Es por eso que, cuando entré al primer grado de secundaria, me encontré con alumnos que me distanciaban tanto en pensamiento como en aspecto: adolescentes envejecidos, con cuerpos de profesores, rostros maltratados por el acné y cicatrices. Aquello me daba una idea de la cantidad de años que me separaban de ellos. Las conductas de esas personas eran independientes y muy seguras, seres abandonados a su propia suerte, sin importarles desaprobar un curso u obedecer a una autoridad. Y claro, para alguien de mi edad, no dejaba de desconcertarme esa actitud tan alejada de mis costumbres.
No se les podía ni siquiera tener lástima. Ellos estaban tranquilos con su manera de ver la educación. Podía observar sus libretas de notas repletas de desaprobados y, sin embargo, no mostraban ninguna preocupación en sus rostros. Era un cinismo incipiente, el que quizás usarían el resto de sus vidas ya con mayor destreza, ignorando los fracasos como si no fueran culpa suya.
No negaré que en cierto momento admiré dicha actitud, sobre todo cuando a mí tampoco me iba bien en los estudios. Pero no lo pude sostener: mi moral era demasiado rígida, y terminaba juzgando aquella conducta como digna de ser reprendida. Es así que no la mantuve por mucho tiempo, más aún porque mi familia no toleraba el fracaso escolar ni la desobediencia.
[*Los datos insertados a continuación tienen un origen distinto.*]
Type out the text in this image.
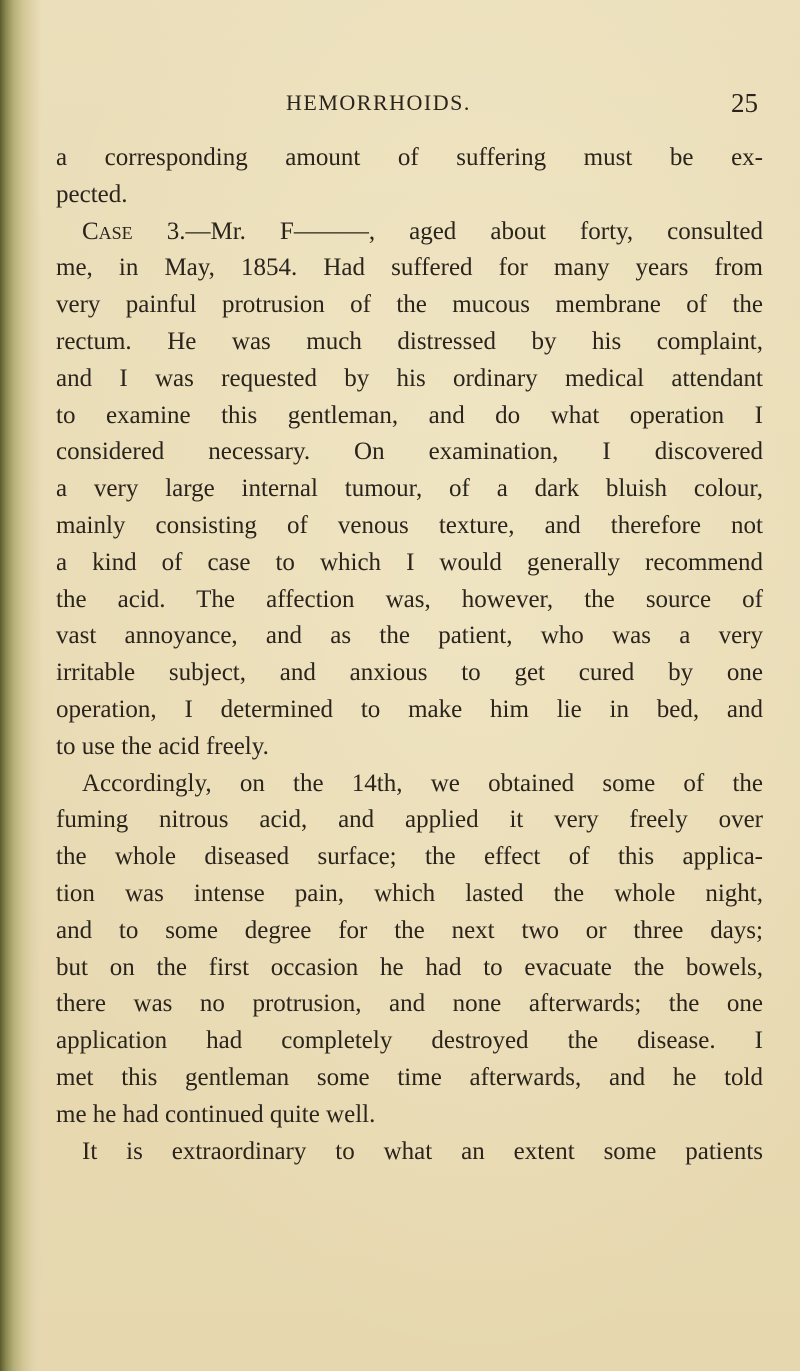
HEMORRHOIDS.	25
a corresponding amount of suffering must be ex-
pected.
Case 3.—Mr. F———, aged about forty, consulted
me, in May, 1854. Had suffered for many years from
very painful protrusion of the mucous membrane of the
rectum. He was much distressed by his complaint,
and I was requested by his ordinary medical attendant
to examine this gentleman, and do what operation I
considered necessary. On examination, I discovered
a very large internal tumour, of a dark bluish colour,
mainly consisting of venous texture, and therefore not
a kind of case to which I would generally recommend
the acid. The affection was, however, the source of
vast annoyance, and as the patient, who was a very
irritable subject, and anxious to get cured by one
operation, I determined to make him lie in bed, and
to use the acid freely.
Accordingly, on the 14th, we obtained some of the
fuming nitrous acid, and applied it very freely over
the whole diseased surface; the effect of this applica-
tion was intense pain, which lasted the whole night,
and to some degree for the next two or three days;
but on the first occasion he had to evacuate the bowels,
there was no protrusion, and none afterwards; the one
application had completely destroyed the disease. I
met this gentleman some time afterwards, and he told
me he had continued quite well.
It is extraordinary to what an extent some patients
Siempre presentes, ellos mostraban a los adolescentes el desenfado que trae la naciente juventud, lo cual nos hacía sentir culpables de seguir siendo aún infantes. Nos hacían renegar del espíritu lúdico e imaginativo que todavía poseíamos. Veíamos alrededor a amigos —otrora compañeros de juegos— hacer desmedidos esfuerzos por fingir madurez, encontrándole valor a la actitud de aquellos que se mostraban fuera de las reglas de la infancia, de la obediencia a la autoridad familiar y escolar. Y cuántos habrán echado a perder su juventud siguiendo tales ejemplos: una liberación momentánea cuando la niñez nos queda chica, aprisionados en la obediencia infantil, para salir disparados hacia la adolescencia, como saltando fuera de un avión, sintiendo la libertad del espacio sin imaginar que se cae, y menos aún, el inevitable impacto.
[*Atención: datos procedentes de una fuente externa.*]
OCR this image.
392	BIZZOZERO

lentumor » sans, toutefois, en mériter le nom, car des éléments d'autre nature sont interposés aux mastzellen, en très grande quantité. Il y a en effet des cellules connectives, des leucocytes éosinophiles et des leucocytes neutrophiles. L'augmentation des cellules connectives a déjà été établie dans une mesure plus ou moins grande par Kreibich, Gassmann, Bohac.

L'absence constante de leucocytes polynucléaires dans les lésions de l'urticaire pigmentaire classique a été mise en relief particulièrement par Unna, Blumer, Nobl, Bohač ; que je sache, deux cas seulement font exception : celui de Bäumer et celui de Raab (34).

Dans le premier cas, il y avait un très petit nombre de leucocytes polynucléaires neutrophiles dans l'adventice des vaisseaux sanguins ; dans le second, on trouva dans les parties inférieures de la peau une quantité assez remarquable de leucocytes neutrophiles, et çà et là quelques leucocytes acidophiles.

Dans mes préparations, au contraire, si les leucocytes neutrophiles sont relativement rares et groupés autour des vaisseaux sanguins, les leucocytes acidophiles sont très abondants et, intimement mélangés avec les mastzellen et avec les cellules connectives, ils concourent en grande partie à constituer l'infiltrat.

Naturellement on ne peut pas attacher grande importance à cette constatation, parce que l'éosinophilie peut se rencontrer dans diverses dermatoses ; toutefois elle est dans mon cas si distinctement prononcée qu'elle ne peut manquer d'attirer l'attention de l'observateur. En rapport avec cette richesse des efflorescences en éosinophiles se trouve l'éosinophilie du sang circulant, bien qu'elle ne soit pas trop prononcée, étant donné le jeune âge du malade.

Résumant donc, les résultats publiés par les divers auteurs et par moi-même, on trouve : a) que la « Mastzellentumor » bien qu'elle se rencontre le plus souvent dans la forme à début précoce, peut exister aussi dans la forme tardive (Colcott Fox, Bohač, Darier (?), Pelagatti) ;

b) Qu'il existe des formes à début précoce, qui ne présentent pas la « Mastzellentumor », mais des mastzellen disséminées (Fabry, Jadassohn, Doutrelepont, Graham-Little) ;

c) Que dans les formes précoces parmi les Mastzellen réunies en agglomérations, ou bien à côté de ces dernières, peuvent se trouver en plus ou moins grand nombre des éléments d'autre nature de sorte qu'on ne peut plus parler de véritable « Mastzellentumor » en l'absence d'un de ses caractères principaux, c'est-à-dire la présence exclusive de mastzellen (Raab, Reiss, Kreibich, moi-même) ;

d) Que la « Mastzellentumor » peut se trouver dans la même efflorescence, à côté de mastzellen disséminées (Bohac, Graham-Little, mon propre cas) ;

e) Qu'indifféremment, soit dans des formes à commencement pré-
Al pasar los años me doy cuenta de que, si bien la juventud es liberadora, audaz y valiente, cuando uno la sobrepasa, no debe ser tomada demasiado en serio, pues esta posee la expectativa de los años que uno ya vivió. Aceleran tanto porque creen que el camino aún es largo y seguro. Sin embargo, cuando uno madura, tiene que ser cauto, pues el barranco está cerca.
La niñez es parecida: es la vida sensata cubierta por la coraza paternal. Y si bien puede ser asfixiante, es segura. Al salir de ella, el camino es inhóspito: necesario para la madurez, pero cruel y letal para nuestra primera identidad, la inocente, a la que siempre deseamos volver.